Bishop Davies has denied he acted other than in line with the recommendations of the professional standards committee.

All three complainants told The Weekend Australian that they were distressed that Archdeacon Coote had been permitted to retain his senior position in the diocese, and to continue as parish priest in Happy Valley in Adelaide's south.

Each complainant gave The Weekend Australian permission to publish details of their statements against Archdeacon Coote, on condition that they not be identified. Archdeacon Coote said he had been advised by his lawyers to make no comment.

The then 47-year-old woman identified in Mr Newman's report as Complainant 1 said she had been befriended by Archdeacon Coote after she moved into his then parish. In October 1995 she was single and living with her two children when the priest dropped by uninvited in October 1995. There was no answer at the front door so he went around the back, forcing the door to let himself in.

Complainant 1 says she had been trying to sleep and after a "short conversation" Archdeacon Coote undressed.

The woman said she had sex with Archdeacon Coote because he had previously made threats to her. The priest had said she would be "locked up in an institution and her children taken away" unless she sought treatment for depression, according to the sworn statement given to Mr Newman.

"I was vulnerable because I was alone, depressed and I felt pressured by his constant visits."

Feeling humiliated, the woman said she "closed the door and cried and cried" before taking an overdose of prescription drugs and alcohol. She was treated in hospital for several days.

Complainant 1 said she had tried to put the encounter out of her mind, but decided to come forward after seeing Archdeacon Coote on television in 2003.

Complainant 2, who was 51 when she gave her statement in 2004, said she invited Archdeacon Coote to her house in mid-1996 to show him some renovations.

She said he walked to her bedroom and when she went to close the door he pushed her on to the bed and climbed on top of her. Complainant 2 said she shoved Archdeacon Coote aside and demanded that he leave.

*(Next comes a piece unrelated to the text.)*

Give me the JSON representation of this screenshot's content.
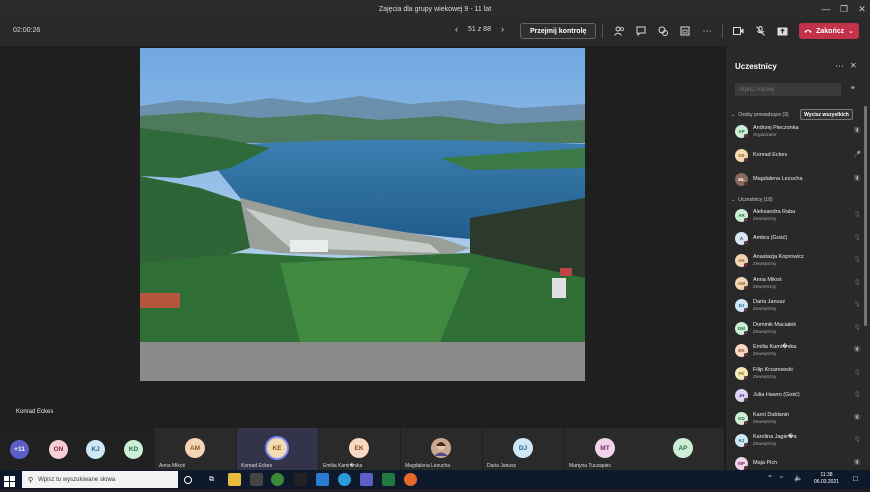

Complainant 3, 32 when she signed her statement, said that in August 2003 Archdeacon Coote had dropped off baptism certificates for her children at her home.

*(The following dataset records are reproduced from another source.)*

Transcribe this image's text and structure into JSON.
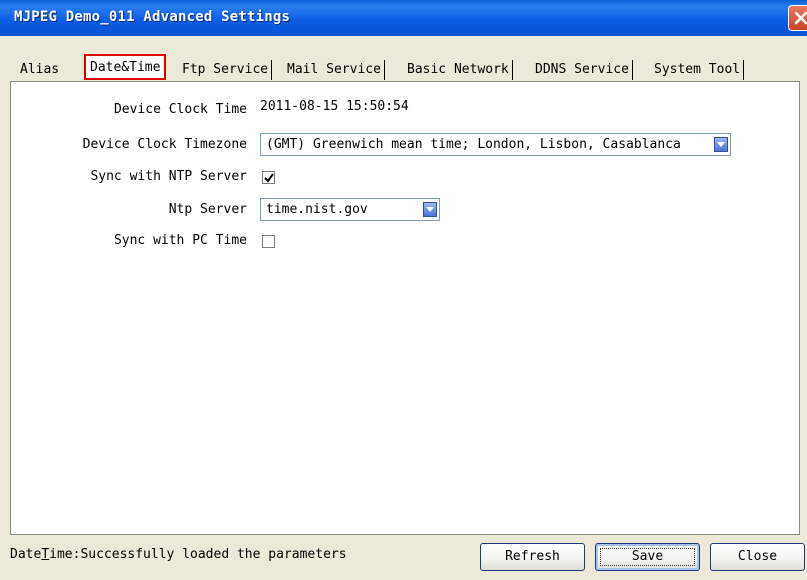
{
  "window": {
    "title": "MJPEG Demo_011 Advanced Settings"
  },
  "tabs": [
    {
      "label": "Alias",
      "active": false
    },
    {
      "label": "Date&Time",
      "active": true
    },
    {
      "label": "Ftp Service",
      "active": false
    },
    {
      "label": "Mail Service",
      "active": false
    },
    {
      "label": "Basic Network",
      "active": false
    },
    {
      "label": "DDNS Service",
      "active": false
    },
    {
      "label": "System Tool",
      "active": false
    }
  ],
  "form": {
    "clock_time_label": "Device Clock Time",
    "clock_time_value": "2011-08-15 15:50:54",
    "timezone_label": "Device Clock Timezone",
    "timezone_value": "(GMT) Greenwich mean time; London, Lisbon, Casablanca",
    "sync_ntp_label": "Sync with NTP Server",
    "sync_ntp_checked": true,
    "ntp_server_label": "Ntp Server",
    "ntp_server_value": "time.nist.gov",
    "sync_pc_label": "Sync with PC Time",
    "sync_pc_checked": false
  },
  "status": {
    "prefix": "Date",
    "underlined": "T",
    "rest": "ime:Successfully loaded the parameters"
  },
  "buttons": {
    "refresh": "Refresh",
    "save": "Save",
    "close": "Close"
  },
  "colors": {
    "titlebar": "#0c5ee6",
    "active_tab_border": "#e00000",
    "close_button": "#c9452a"
  }
}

He then began sending her sexually suggestive text messages, the woman said in her sworn statement.

She did not keep the messages, but recalled one text saying: "Could be like Shane Warne."

The complainants separately approached figures in the church in 2003 and 2004, triggering the internal investigation.

The South Australian police subsequently received an anonymous complaint about Archdeacon Coote, but it was not clear yesterday whether the women's names had been provided to the police prior to Archbishop Aspinall's intervention.

In late 2005 the Murray diocese's then professional standards committee recommended to Bishop Davies that a prohibition order be imposed on Archdeacon Coote requiring him to undergo psychosexual assessment to determine if "any further restrictions or actions" were necessary.

The committee recommended that until the tests were carried out, Archdeacon Coote have weekly supervision for six months and be restricted from ministering to women when alone.

In January last year, Bishop Davies decided not to impose the sanctions, because he believed he did not have the legal right to take the action against Archdeacon Coote.

"This case was out of my hands from the beginning and my only input is to either accept or reject the recommendations of the PSC," Bishop Davies wrote in a report to his diocesan council.

Bishop Davies, however, did request that the priest undergo "pyschometric" supervision with the diocesan psychologist.

But according to Jill Herve, a senior lay member of the diocesan council, in letters to the three alleged victims dated May 22, the sessions were of limited use.

"I believe that (Archdeacon Coote) attended a few sessions but these were not very fruitful," she informed the three complainants.